Birds make sounds — signals, calls, song —  to find mates, to assess danger, to defend their territory. For them, survival depends on hearing and being heard. When the ambient noise level is high, their sounds have to become louder to compensate. Moreover, the noise caused by humans can distort or disrupt vital information being communicated by birds. It can have a negative impact on their normal social behaviour.

Noise pollution is especially disastrous during the period when birds are breeding because it can affect the number of eggs they lay and the size of the chicks that hatch. Spring and early summer are critical times for them, and unfortunately also the period when landscape crews deploy an arsenal of deafening tools — gas-powered lawnmowers, weed whackers, leaf blowers. As far as nature is concerned, these tools are weapons of mass destruction.
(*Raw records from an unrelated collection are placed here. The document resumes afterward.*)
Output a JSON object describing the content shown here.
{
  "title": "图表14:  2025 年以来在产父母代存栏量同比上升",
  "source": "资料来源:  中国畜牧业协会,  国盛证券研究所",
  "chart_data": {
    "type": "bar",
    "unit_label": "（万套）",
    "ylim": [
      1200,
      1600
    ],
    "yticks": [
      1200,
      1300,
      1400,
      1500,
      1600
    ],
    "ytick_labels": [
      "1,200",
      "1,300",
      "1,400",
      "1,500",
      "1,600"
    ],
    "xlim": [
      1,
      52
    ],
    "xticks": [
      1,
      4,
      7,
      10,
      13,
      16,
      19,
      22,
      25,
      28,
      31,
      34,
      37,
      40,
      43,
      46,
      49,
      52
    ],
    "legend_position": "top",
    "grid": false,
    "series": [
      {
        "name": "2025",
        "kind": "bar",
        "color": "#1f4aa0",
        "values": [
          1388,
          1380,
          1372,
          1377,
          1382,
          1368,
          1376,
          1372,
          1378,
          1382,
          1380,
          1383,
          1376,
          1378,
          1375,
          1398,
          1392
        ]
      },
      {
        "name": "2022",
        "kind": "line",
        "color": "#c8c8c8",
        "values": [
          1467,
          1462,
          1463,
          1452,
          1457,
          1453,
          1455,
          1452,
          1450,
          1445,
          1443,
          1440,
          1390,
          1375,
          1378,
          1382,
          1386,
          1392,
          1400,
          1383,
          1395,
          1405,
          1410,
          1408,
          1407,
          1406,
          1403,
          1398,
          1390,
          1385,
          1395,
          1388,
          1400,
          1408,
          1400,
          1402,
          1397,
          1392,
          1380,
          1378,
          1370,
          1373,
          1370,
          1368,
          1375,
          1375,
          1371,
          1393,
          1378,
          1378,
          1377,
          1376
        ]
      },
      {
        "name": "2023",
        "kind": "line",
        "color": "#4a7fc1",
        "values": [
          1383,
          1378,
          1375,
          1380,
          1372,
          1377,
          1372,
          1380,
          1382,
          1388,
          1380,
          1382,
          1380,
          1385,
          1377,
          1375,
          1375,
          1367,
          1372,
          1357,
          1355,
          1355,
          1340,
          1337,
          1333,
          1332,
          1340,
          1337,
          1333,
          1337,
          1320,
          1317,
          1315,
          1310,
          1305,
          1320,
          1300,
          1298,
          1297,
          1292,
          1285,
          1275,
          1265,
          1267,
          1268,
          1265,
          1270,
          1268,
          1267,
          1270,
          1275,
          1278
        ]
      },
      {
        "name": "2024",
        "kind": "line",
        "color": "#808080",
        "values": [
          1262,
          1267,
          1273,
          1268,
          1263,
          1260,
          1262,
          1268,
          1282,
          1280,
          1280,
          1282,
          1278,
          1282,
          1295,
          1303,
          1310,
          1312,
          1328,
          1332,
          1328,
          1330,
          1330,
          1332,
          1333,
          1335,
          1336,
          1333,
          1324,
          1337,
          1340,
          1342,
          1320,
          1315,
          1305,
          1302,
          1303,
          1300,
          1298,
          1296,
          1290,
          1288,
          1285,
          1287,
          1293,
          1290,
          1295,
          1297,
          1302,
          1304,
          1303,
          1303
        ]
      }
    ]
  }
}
Richmond, you are ruthless when it comes to raising our taxes, why can’t you be equally ruthless in imposing a ban on gas-powered lawn maintenance equipment?

Sabine Eiche is a local writer and art historian with a PhD from Princeton University. She is passionately involved in preserving the environment and protecting nature. Her columns deal with a broad range of topics and often include the history (etymology) of words in order to shed extra light on the subject.